James Simon is an International
Artist who was born in Pittsburgh, Pennsylvania. He is
a professionally-trained lutier and restorationist turned sculptor
whose work has been interpreted as a fusion of High Renaissance
technology, contemporary art, and primitive form. His extensive
travels and rich experiences with other cultures and peoples give
his work a unique, original, multicultural perspective.
James has always encouraged his studio and home to be a cultural
meeting ground, and over the years has hosted a variety of music
and other cultural events,including 10 years of the nationally
Street Reading Series. -In collaboration with the directors Sherrie
Flick, and Nancy Krygosky.
What grounds my work is the belief that art is a celebratory
experience that can create joy despite adverse conditions of social
injustice, poverty, war.I came from a family that pulsed with music
and dance (my father was a violinist, my mother a tap dancer).
When I graduated high school, I began extensively traveling
the world. I spent many years living in Brazil, Mexico,
Australia and England. The distinct, diverse experiences I
had living and creating art in these cultures has shaped my
approach to art thematically, stylistically, and in my choice of
materials. But what each of these cultures shared, and what
is reflected in my sculptures, is the primal impulse towards
creative expression that is situated in daily life and can serve to
uplift the human spirit.
In England I trained as a violinmaker, a renaissance
art that demands a high level of knowledge, precision and
discipline. The beauty of the violin must be expressed within
a strict architectural and acoustic formula. My sculptures utilize
the discipline of this classical training (in process and in the
integrity of the materials I use) while incorporating a kind of
"street freedom" that allows me to depict history and contemporary
life in a fluid, poetic, transcendent style strongly influenced by
my international as well as local life experiences.

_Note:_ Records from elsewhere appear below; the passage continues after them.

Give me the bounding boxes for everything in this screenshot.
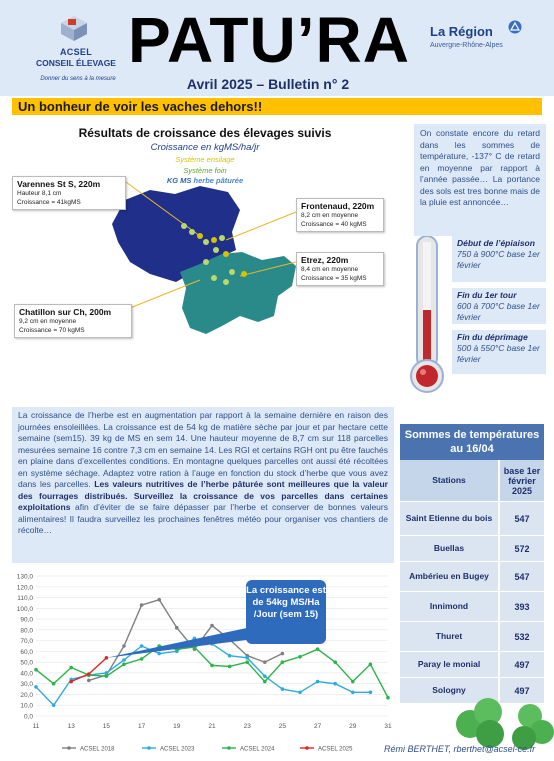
station-value: 547 (500, 502, 544, 535)
data-point (69, 680, 73, 684)
table-row (400, 536, 544, 562)
bulletin-number: Avril 2025 – Bulletin n° 2 (186, 76, 350, 92)
x-tick-label: 27 (313, 723, 322, 730)
data-point (351, 691, 355, 695)
data-point (245, 660, 249, 664)
temperature-note: On constate encore du retard dans les sommes de température, -137° C de retard en moyenne par rapport à l’année passée… La portance des sols est tres bonne mais de la pluie est annoncée… (414, 124, 546, 236)
stage-body: 750 à 900°C base 1er février (457, 249, 540, 270)
station-value: 532 (500, 622, 544, 651)
data-point (122, 644, 126, 648)
article-part3: afin d’éviter de se faire dépasser par l’herbe et conserver de bonnes valeurs alimentaires! Il faudra surveillez les prochaines fenêtres météo pour organiser vos chantiers de récolte… (18, 502, 388, 535)
y-tick-label: 60,0 (20, 648, 33, 656)
site-name: Varennes St S, 220m (17, 179, 101, 189)
logo-subname: CONSEIL ÉLEVAGE (36, 58, 116, 68)
table-title: Sommes de températures au 16/04 (400, 424, 544, 460)
stage-head: Début de l’épiaison (457, 238, 535, 248)
data-point (34, 668, 38, 672)
y-tick-label: 10,0 (20, 702, 33, 710)
thermometer-icon (403, 236, 451, 396)
data-point (316, 680, 320, 684)
station-value: 572 (500, 536, 544, 561)
legend-label: ACSEL 2024 (240, 746, 275, 753)
data-point (52, 682, 56, 686)
author-credit: Rémi BERTHET, rberthet@acsel-ce.fr (384, 744, 536, 754)
callout-pointer (106, 626, 262, 658)
region-triangle-icon (508, 20, 522, 34)
data-point (105, 656, 109, 660)
site-name: Etrez, 220m (301, 255, 349, 265)
stage-head: Fin du déprimage (457, 332, 528, 342)
article-part1: La croissance de l’herbe est en augmentation par rapport à la semaine dernière en raison des journées ensoleillées. La croissance est de 54 kg de matière sèche par jour et par hectare cette semaine (sem15). 39 kg de MS en sem 14. Une hauteur moyenne de 8,7 cm sur 118 parcelles mesurées semaine 16 contre 7,3 cm en semaine 14. Les RGI et certains RGH ont pu être fauchés en plaine dans d’excellentes conditions. En montagne quelques parcelles ont aussi été récoltées en système séchage. Adaptez votre ration à l’auge en fonction du stock d’herbe que vous avez dans les parcelles. (18, 410, 388, 489)
col-value: base 1er février 2025 (500, 460, 544, 501)
x-tick-label: 15 (102, 723, 111, 730)
station-name: Paray le monial (400, 652, 498, 677)
header (0, 0, 554, 96)
data-point (333, 660, 337, 664)
acsel-logo-icon (59, 14, 89, 42)
data-point (263, 660, 267, 664)
data-point (140, 603, 144, 607)
data-point (210, 664, 214, 668)
data-point (140, 657, 144, 661)
y-tick-label: 0,0 (23, 713, 33, 721)
data-point (105, 674, 109, 678)
site-varennes (12, 176, 126, 210)
legend-marker (305, 746, 309, 750)
table-row (400, 622, 544, 652)
data-point (52, 703, 56, 707)
y-tick-label: 20,0 (20, 691, 33, 699)
data-point (105, 671, 109, 675)
stage-premier-tour (452, 288, 546, 324)
data-point (281, 687, 285, 691)
table-header-row (400, 460, 544, 502)
y-tick-label: 50,0 (20, 659, 33, 667)
data-point (228, 654, 232, 658)
page-title: PATU’RA (128, 4, 410, 76)
y-tick-label: 80,0 (20, 627, 33, 635)
data-point (69, 666, 73, 670)
station-name: Saint Etienne du bois (400, 502, 498, 535)
y-tick-label: 40,0 (20, 670, 33, 678)
station-name: Sologny (400, 678, 498, 703)
stage-deprimage (452, 330, 546, 374)
data-point (386, 696, 390, 700)
station-value: 497 (500, 678, 544, 703)
table-row (400, 592, 544, 622)
y-tick-label: 90,0 (20, 616, 33, 624)
y-tick-label: 120,0 (16, 584, 33, 592)
y-tick-label: 100,0 (16, 605, 33, 613)
data-point (210, 624, 214, 628)
x-tick-label: 13 (67, 723, 75, 730)
legend-herbe-prefix: KG MS (166, 176, 192, 185)
legend-ensilage: Système ensilage (175, 155, 235, 164)
data-point (281, 660, 285, 664)
legend-marker (227, 746, 231, 750)
legend-marker (147, 746, 151, 750)
legend-label: ACSEL 2023 (160, 746, 195, 753)
temperature-table (400, 424, 544, 704)
legend-marker (67, 746, 71, 750)
data-point (228, 665, 232, 669)
map-subtitle: Croissance en kgMS/ha/jr (150, 142, 260, 153)
growth-chart (10, 570, 396, 756)
data-point (298, 655, 302, 659)
map-title: Résultats de croissance des élevages suivis (78, 126, 332, 140)
data-point (122, 663, 126, 667)
y-tick-label: 30,0 (20, 681, 33, 689)
data-point (157, 598, 161, 602)
data-point (263, 680, 267, 684)
stage-body: 600 à 700°C base 1er février (457, 301, 540, 322)
station-value: 393 (500, 592, 544, 621)
table-row (400, 562, 544, 592)
station-name: Thuret (400, 622, 498, 651)
site-etrez (296, 252, 384, 286)
logo-name: ACSEL (59, 47, 92, 57)
stage-body: 500 à 550°C base 1er février (457, 343, 540, 364)
headline-text: Un bonheur de voir les vaches dehors!! (18, 99, 263, 114)
y-tick-label: 70,0 (20, 638, 33, 646)
table-row (400, 652, 544, 678)
data-point (175, 626, 179, 630)
site-line2: Croissance = 41kgMS (17, 199, 81, 206)
site-line1: 8,2 cm en moyenne (301, 212, 359, 219)
y-tick-label: 110,0 (17, 595, 33, 603)
x-tick-label: 21 (208, 723, 216, 730)
data-point (316, 647, 320, 651)
headline-banner (12, 98, 542, 115)
legend-herbe-label: herbe pâturée (193, 176, 244, 185)
data-point (263, 674, 267, 678)
series-line (36, 646, 388, 698)
table-row (400, 502, 544, 536)
y-tick-label: 130,0 (16, 573, 33, 581)
data-point (87, 679, 91, 683)
legend-label: ACSEL 2025 (318, 746, 353, 753)
site-line1: Hauteur 8,1 cm (17, 190, 62, 197)
data-point (298, 691, 302, 695)
site-frontenaud (296, 198, 384, 232)
x-tick-label: 31 (384, 723, 392, 730)
station-value: 547 (500, 562, 544, 591)
data-point (281, 652, 285, 656)
station-name: Innimond (400, 592, 498, 621)
data-point (157, 652, 161, 656)
site-line2: Croissance = 40 kgMS (301, 221, 367, 228)
data-point (140, 644, 144, 648)
site-name: Frontenaud, 220m (301, 201, 375, 211)
legend-foin: Système foin (183, 166, 227, 175)
stage-epiaison (452, 236, 546, 282)
region-sub-text: Auvergne-Rhône-Alpes (430, 42, 503, 49)
x-tick-label: 29 (349, 723, 357, 730)
station-name: Ambérieu en Bugey (400, 562, 498, 591)
x-tick-label: 25 (278, 723, 287, 730)
data-point (369, 663, 373, 667)
x-tick-label: 19 (173, 723, 181, 730)
data-point (87, 672, 91, 676)
data-point (351, 680, 355, 684)
col-station: Stations (400, 460, 498, 501)
x-tick-label: 11 (32, 723, 40, 730)
site-name: Chatillon sur Ch, 200m (19, 307, 112, 317)
main-article (12, 407, 394, 563)
region-logo-text: La Région (430, 24, 493, 39)
data-point (333, 682, 337, 686)
station-name: Buellas (400, 536, 498, 561)
data-point (122, 658, 126, 662)
station-value: 497 (500, 652, 544, 677)
site-line1: 9,2 cm en moyenne (19, 318, 77, 325)
data-point (245, 656, 249, 660)
x-tick-label: 17 (137, 723, 146, 730)
series-line (36, 638, 370, 705)
acsel-logo (36, 12, 116, 92)
site-chatillon (14, 304, 132, 338)
data-point (369, 691, 373, 695)
growth-callout: La croissance est de 54kg MS/Ha /Jour (sem 15) (246, 580, 326, 644)
legend-label: ACSEL 2018 (80, 746, 115, 753)
logo-tagline: Donner du sens à la mesure (40, 76, 116, 82)
site-line2: Croissance = 35 kgMS (301, 275, 367, 282)
site-line2: Croissance = 70 kgMS (19, 327, 85, 334)
data-point (34, 685, 38, 689)
stage-head: Fin du 1er tour (457, 290, 517, 300)
article-part2: Les valeurs nutritives de l’herbe pâturée sont meilleures que la valeur des fourrages distribués. Surveillez la croissance de vos parcelles dans certaines exploitations (18, 479, 388, 512)
site-line1: 8,4 cm en moyenne (301, 266, 359, 273)
x-tick-label: 23 (243, 723, 251, 730)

Living in these places, especially among indigenous cultures, I
experienced a unique relationship between humans and nature--I
watched cows and burrows munching on my front lawn in the late
night moonlight, woke up most nights in my pueblo to the sounds of
an endless orchestra of dogs and roosters in the distance. I
also experienced a unique relationship between the people and art.
Artistic expression in these cultures is an integral part of
daily life; it is colorful, full of music, humor, and connected to
antiquity. These experiences profoundly influence the themes,
composition and emotion of my art. The figures I sculpt have
their beginnings in the quotidian: a Mexican kid leaning
against a building upside down reading a comic book, a street
musician searching for the right chords to express an emotion.
My "Uptown Rhythm" relief sculpture depicts the activity of a
vibrant community on a typical day. Though it alludes to the
history of a Pittsburgh neighborhood, it examines the magic and
beauty of the idea of community, an important theme in my work.
Sculpting in clay allows me to go beyond realism to capture the
fluidity of human form and the details of human expression in a way
that amplifies the emotion of a piece. This figurative style
gives my sculptures a universality and timelessness that make them
relevant and relatable to viewers, qualities I value in art.